Had Israel had the death penalty, the unspeakable horror of the Ma’alot school massacre in May 1974 could have been averted. Palestinian terrorists who held the students hostages demanded that Israel free jailed terrorists. Israel confronted a Sophie’s Choice: release the terrorists or storm the building to rescue the students.
Israeli forces did the latter; 22 students and three teachers were slaughtered by the terrorists. Storming an enclosed structure or trying to free hostages held by determined terrorists is enormously risky and usually ends in tragedy, which Israel should have known.
Two years earlier, a Belgian Sabena airplane bound for Tel Aviv was hijacked by Palestinian terrorists who demanded the release of jailed terrorists. Israeli commandos killed and captured the terrorists, but one passenger was also killed. In the same year, German sharpshooters failed to rescue the Israeli athletes held hostage by Palestinian terrorists at the Munich Olympics who, again, demanded the release of jailed terrorists.
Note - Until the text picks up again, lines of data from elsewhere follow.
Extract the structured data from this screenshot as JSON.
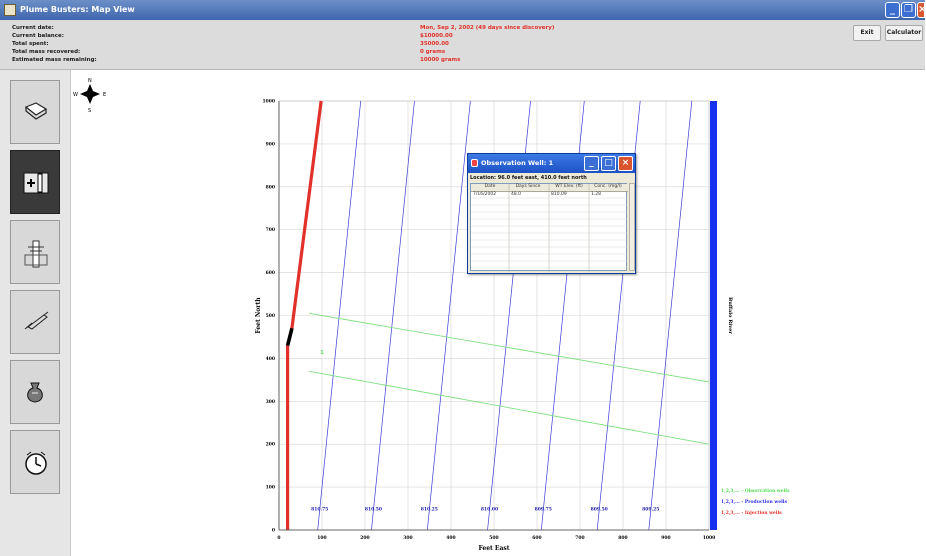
{
  "window": {
    "title": "Plume Busters: Map View"
  },
  "info": [
    {
      "label": "Current date:",
      "value": "Mon, Sep 2, 2002 (49 days since discovery)"
    },
    {
      "label": "Current balance:",
      "value": "$10000.00"
    },
    {
      "label": "Total spent:",
      "value": "35000.00"
    },
    {
      "label": "Total mass recovered:",
      "value": "0 grams"
    },
    {
      "label": "Estimated mass remaining:",
      "value": "10000 grams"
    }
  ],
  "buttons": {
    "exit": "Exit",
    "calculator": "Calculator"
  },
  "compass": {
    "n": "N",
    "s": "S",
    "e": "E",
    "w": "W"
  },
  "tools": [
    {
      "name": "book-icon",
      "selected": false
    },
    {
      "name": "well-install-icon",
      "selected": true
    },
    {
      "name": "pump-well-icon",
      "selected": false
    },
    {
      "name": "syringe-sample-icon",
      "selected": false
    },
    {
      "name": "money-bag-icon",
      "selected": false
    },
    {
      "name": "clock-icon",
      "selected": false
    }
  ],
  "chart_data": {
    "type": "line",
    "xlabel": "Feet East",
    "ylabel": "Feet North",
    "xlim": [
      0,
      1000
    ],
    "ylim": [
      0,
      1000
    ],
    "xticks": [
      "0",
      "100",
      "200",
      "300",
      "400",
      "500",
      "600",
      "700",
      "800",
      "900",
      "1000"
    ],
    "yticks": [
      "0",
      "100",
      "200",
      "300",
      "400",
      "500",
      "600",
      "700",
      "800",
      "900",
      "1000"
    ],
    "grid": true,
    "river_label": "Buffalo River",
    "contours": [
      {
        "label": "810.75",
        "x_bottom": 90,
        "x_top": 190
      },
      {
        "label": "810.50",
        "x_bottom": 215,
        "x_top": 315
      },
      {
        "label": "810.25",
        "x_bottom": 345,
        "x_top": 445
      },
      {
        "label": "810.00",
        "x_bottom": 485,
        "x_top": 585
      },
      {
        "label": "809.75",
        "x_bottom": 610,
        "x_top": 710
      },
      {
        "label": "809.50",
        "x_bottom": 740,
        "x_top": 840
      },
      {
        "label": "809.25",
        "x_bottom": 860,
        "x_top": 960
      }
    ],
    "plume_lines": [
      {
        "x": [
          70,
          1000
        ],
        "y": [
          505,
          345
        ]
      },
      {
        "x": [
          70,
          1000
        ],
        "y": [
          370,
          200
        ]
      }
    ],
    "injection_line": {
      "x": [
        20,
        20,
        30,
        98
      ],
      "y": [
        0,
        430,
        470,
        1000
      ]
    },
    "observation_wells": [
      {
        "label": "1",
        "x": 96,
        "y": 410
      }
    ],
    "legend": [
      {
        "label": "1,2,3,... - Observation wells",
        "color": "#4fdc4f"
      },
      {
        "label": "1,2,3,... - Production wells",
        "color": "#2a2af0"
      },
      {
        "label": "1,2,3,... - Injection wells",
        "color": "#e2302a"
      }
    ],
    "legend_position": "bottom-right"
  },
  "popup": {
    "title": "Observation Well: 1",
    "location": "Location: 96.0 feet east, 410.0 feet north",
    "columns": [
      "Date",
      "Days Since",
      "WT Elev. (ft)",
      "Conc. (mg/l)"
    ],
    "rows": [
      [
        "7/16/2002",
        "48.0",
        "810.09",
        "1.28"
      ]
    ]
  }
}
Had Israel put to death Palestinians who murdered civilians, it would never have had to face the agonizing dilemma of freeing murderous terrorists or attempting to rescue hostages. In these many situations, it could have freed Palestinians convicted of lesser crimes. Even the celebrated Israeli raid at Entebbe in 1976, where Palestinian and German terrorists demanded the release of Palestinian terrorists, resulted in the deaths of three hostages and the hero Yonatan Netanyahu. In short, capital punishment is a public good, just like public schools and parks, in that it safeguards life or its values.